Le premesse c’erano tutte perché il suo ultimo disco,
Give my
love to London è davvero bello. Così
l’attesa per il primo dei suoi due concerti italiani in programma era molta,
dopo la scarna esibizione a Che Tempo
Che Fa (senza Anna Calvi, pare bloccata da problemi di salute). L’ingresso è
faticoso, l’ex musa della Swingin London si appoggia ad un bastone, la sedia al
centro del palco è lì per darle riposo, molte canzoni le canterà da seduta, con
un provvidenziale leggio che le ricorderà i testi che faticano a riaffiorare.

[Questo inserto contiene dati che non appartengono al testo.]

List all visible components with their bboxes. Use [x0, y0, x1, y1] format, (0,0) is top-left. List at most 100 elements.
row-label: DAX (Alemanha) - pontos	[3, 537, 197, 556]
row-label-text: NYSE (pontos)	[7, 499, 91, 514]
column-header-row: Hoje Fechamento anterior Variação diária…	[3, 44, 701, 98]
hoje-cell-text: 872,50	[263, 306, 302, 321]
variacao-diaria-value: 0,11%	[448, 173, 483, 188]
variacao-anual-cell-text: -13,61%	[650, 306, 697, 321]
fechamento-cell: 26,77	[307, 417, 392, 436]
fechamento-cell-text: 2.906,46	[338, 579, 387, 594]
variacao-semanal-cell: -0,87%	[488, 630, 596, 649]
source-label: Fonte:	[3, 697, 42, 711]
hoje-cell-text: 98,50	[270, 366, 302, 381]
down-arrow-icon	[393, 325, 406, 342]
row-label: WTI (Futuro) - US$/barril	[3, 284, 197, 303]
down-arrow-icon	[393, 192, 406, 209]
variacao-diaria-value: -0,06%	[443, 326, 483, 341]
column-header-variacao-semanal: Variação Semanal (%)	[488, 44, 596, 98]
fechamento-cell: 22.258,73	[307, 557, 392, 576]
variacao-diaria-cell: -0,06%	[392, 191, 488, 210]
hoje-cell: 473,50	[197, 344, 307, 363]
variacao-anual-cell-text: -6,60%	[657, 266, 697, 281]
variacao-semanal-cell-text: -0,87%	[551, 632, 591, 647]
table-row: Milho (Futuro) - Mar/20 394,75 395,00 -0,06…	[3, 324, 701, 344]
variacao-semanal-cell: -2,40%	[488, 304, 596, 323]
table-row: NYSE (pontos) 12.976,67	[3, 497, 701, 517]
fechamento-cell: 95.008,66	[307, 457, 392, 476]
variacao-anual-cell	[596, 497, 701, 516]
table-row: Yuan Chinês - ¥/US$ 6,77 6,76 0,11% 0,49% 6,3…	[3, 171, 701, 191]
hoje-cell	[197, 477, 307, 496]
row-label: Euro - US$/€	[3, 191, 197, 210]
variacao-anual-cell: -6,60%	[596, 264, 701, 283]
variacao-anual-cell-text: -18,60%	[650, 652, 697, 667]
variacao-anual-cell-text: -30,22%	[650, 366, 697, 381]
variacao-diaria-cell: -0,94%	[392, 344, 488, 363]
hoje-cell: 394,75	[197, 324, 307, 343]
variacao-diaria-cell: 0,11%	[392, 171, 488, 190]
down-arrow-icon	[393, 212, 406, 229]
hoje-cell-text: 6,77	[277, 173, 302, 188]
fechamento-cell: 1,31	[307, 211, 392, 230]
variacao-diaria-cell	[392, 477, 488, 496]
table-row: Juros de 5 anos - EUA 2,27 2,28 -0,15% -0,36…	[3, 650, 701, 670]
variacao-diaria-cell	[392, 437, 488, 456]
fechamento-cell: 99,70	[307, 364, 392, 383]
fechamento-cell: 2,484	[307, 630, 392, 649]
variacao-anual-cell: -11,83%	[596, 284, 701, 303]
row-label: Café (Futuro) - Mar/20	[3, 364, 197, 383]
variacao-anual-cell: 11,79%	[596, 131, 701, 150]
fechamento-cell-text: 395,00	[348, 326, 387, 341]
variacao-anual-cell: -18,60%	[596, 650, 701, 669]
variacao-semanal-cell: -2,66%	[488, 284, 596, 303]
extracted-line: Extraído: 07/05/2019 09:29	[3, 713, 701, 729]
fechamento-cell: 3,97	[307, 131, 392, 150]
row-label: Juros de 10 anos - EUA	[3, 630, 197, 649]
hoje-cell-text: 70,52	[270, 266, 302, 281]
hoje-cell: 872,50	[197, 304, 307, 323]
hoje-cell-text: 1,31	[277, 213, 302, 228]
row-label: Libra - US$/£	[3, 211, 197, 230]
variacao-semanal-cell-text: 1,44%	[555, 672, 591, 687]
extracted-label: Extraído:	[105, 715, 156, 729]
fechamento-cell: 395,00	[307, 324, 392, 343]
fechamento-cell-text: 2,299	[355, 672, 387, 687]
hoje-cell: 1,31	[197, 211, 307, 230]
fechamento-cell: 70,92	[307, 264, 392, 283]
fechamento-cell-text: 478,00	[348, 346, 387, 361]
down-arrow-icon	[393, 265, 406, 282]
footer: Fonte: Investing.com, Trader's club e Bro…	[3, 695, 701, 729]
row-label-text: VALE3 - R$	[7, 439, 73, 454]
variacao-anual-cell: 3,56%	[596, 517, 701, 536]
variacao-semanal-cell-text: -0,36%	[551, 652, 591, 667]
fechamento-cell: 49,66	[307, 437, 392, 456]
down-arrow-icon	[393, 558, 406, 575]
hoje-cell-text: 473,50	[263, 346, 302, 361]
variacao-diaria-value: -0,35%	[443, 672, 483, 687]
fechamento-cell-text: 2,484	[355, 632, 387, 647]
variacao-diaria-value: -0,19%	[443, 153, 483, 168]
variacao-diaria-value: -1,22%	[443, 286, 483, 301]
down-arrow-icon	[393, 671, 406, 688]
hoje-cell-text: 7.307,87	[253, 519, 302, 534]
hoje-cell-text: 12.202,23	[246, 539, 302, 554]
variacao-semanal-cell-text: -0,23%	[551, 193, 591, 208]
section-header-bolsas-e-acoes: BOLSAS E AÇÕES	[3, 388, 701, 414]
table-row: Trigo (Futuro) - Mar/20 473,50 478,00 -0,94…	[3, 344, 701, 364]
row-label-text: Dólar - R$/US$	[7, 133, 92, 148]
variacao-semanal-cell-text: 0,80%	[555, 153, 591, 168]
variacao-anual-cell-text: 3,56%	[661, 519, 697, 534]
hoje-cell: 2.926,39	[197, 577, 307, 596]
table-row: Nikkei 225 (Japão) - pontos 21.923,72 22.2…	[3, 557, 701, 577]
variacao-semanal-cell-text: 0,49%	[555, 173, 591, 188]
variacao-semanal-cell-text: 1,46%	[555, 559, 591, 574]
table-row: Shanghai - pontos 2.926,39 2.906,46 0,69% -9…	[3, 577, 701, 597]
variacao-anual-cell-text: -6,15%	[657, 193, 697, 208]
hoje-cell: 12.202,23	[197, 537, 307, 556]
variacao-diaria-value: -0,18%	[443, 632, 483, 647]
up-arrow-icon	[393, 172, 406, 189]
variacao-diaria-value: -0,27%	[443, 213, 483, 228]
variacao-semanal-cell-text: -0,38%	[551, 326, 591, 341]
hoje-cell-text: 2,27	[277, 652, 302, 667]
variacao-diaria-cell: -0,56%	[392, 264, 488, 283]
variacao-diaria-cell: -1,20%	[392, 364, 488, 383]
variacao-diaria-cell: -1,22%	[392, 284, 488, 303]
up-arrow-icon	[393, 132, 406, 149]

Ma
la voce, benché a tratti affaticata dagli anni, è capace di gelarti in un
lampo, di aggrovigliarti con la sua apparente monotonia tonale. Ci riesce con
le canzoni dal nuovo album (lo farà quasi tutto, ringraziando le persone che
per lei hanno scritto, da Roger Waters a Nick Cave ad Anna
Calvi), ci riesce (e come poteva essere diversamente) con Broken English, terzo brano in scaletta, quando posa gli occhiali scherzando
sul fatto che di questa canzone si ricorda le parole perfino lei.
Sul palco sono in quattro,
basso, batteria, chitarre e tastiere (c’è Ed Harcourt): ma la scena è tutta per
lei che reinventa a modo suo The Price of
Love degli Everly Brothers, non sfugge al rito di As Tears Go By e poi piazza verso il finale Sister Morphine seguita da un gioiello di Nick Cave, Late Victorian Holocaust, un uno-due che stenderebbe anche uno passato di lì
per caso. È ora di andare, c’è tempo ancora per The Ballad of Lucy Jordan (da sempre in repertorio, anche nel bel
live del 1990, Blazing Away) e la
commossa chiusura di Who Will Take Your
Dreams Away scritta da Angelo Badalamenti per il film di Marc Caro e Jean-Pierre
Jeunet, La Città Perduta. Si alza a fatica, ma sempre sorridendo e si appoggia
per venire in proscenio a prendere i meritati applausi.